Não tem fundamento dizer que substituir as doações empresarias por pessoais vai aumentar o caixa dois

O argumento mais forte contra a provável proibição, pelo Supremo Tribunal Federal, de doações eleitorais por empresas, é pobre de seriedade e paupérrimo de inteligência. Não tem fundamento afirmar que substituir as doações empresariais por pessoais vai aumentar ameaçadoramente o caixa dois nas campanhas, o dinheiro de doações encobertas, dada a óbvia razão de que não se tem nem estimativa da proporção dessa ilegalidade nas eleições passadas.

O chute, difundido pelo PSDB, expressa a preocupação dos grandes beneficiários de doações empresariais. Mas implica acusar seus doadores publicamente: se as pessoas não precisam fazer doações ilegais, o aumento de caixa dois em campanhas só pode ser feito por doações clandestinas de empresas, em prática criminosa de empresários. Gente mal-agradecida, esses peessedebistas.

Na preocupação dos partidos identificados com o empresariado percebe-se também o medo de que, permitidas apenas doações pessoais, os partidos mais populares levem vantagem. Os fatos não apoiam tal medo: o PT sempre precisou buscar, e recebeu, doações empresariais para suprir a estrangulante modéstia das doações pessoais, apesar do esforço para incentivá-las. Era o efeito de um condicionante econômico que pode estar mudado, mas não extinto.

Por isso mesmo, as doações apenas individuais são potencialmente capazes de surpreender quem hoje as teme. Os partidos populares podem esperar maior quantidade de doadores. Mas, para cada real vindo dos seus, os do PSDB, do DEM e dos centuriões do agronegócio estão prontos para doar na proporção de dez reais por aquele real, cem por um, mil por um, sem que a carteira sequer o perceba.

O ministro Gilmar Mendes, do Supremo, está tão irritado quanto os peessedebistas mais irritados com a perspectiva da mudança de doadores. Chama a ação da OAB, pelo fim das doações de empresas, de estudantada. Com uma pergunta assim, por exemplo: “Essa gente fica fora da política?” É uma sagração da empresa que nem os neoliberais fizeram: a empresa vista como gente. E portadora de cidadania, para ser parte da política. Muito original.
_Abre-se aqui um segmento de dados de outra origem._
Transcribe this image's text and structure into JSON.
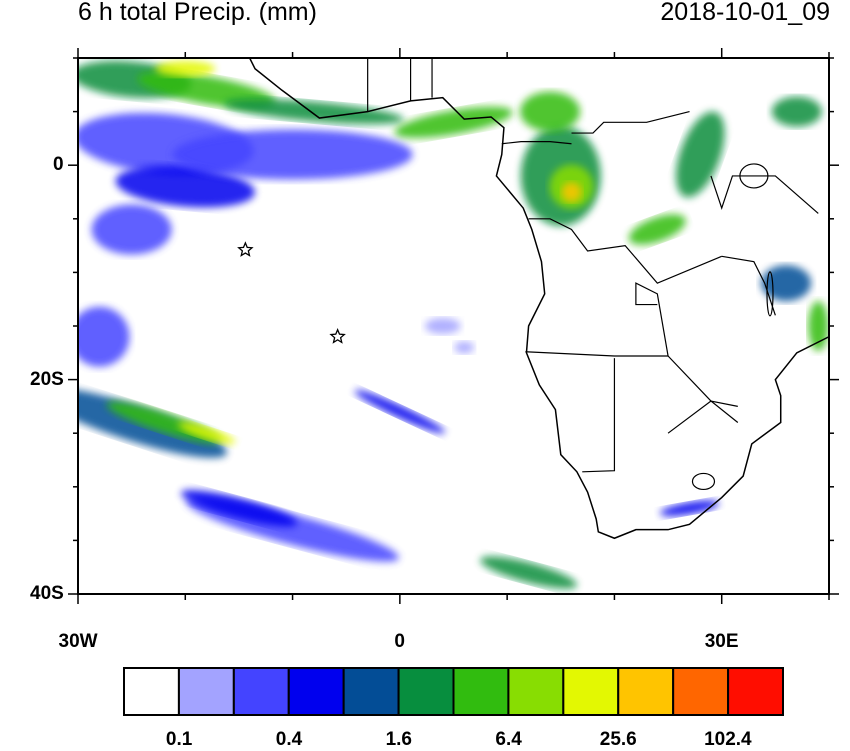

Não tanto, porém, quando, em crítica aos quatro colegas que já votaram pela mudança, diz que “estamos [lá o Supremo] fazendo um tipo de lei para beneficiar quem estiver no poder”. Dá oportunidade para observar-se uma reação fraudulenta cometida por muitos, inclusive pelos presidentes da Câmara e do Senado. O Supremo não está absorvendo função do Congresso, não está fazendo lei. Está, como lhe compete, examinando e vai decidir a compatibilidade, ou sua falta, entre a Constituição e a participação de empresas em eleições como financiadoras de candidatos, além do mais, selecionados a critério empresarial.

A doação pessoal não assegura o fim do caixa dois, o dinheiro não declarado pelo candidato ou pelo partido à Justiça Eleitoral. Mas dificulta e, portanto, reduz essa violação do processo de composição do Congresso e dos governos. Logo, colabora para maior higiene política. E tende a reduzir o custo, hoje imoral, da eleição a qualquer cargo. Logo, colabora para a democratização eleitoral e para a maior legitimidade da composição dos poderes. Democratização eleitoral e legitimidade hoje degeneradas.

PS — Alguma boa alma precisa avisar aos Estados Unidos que o financiamento eleitoral deles ainda não passa de estudantada.

O FEITO

A vida pública de Nelson Mandela permite, e não lhe faltou, uma infinidade de ângulos de abordagem, análise e avaliação. Mas, suponho, só um tem sentido.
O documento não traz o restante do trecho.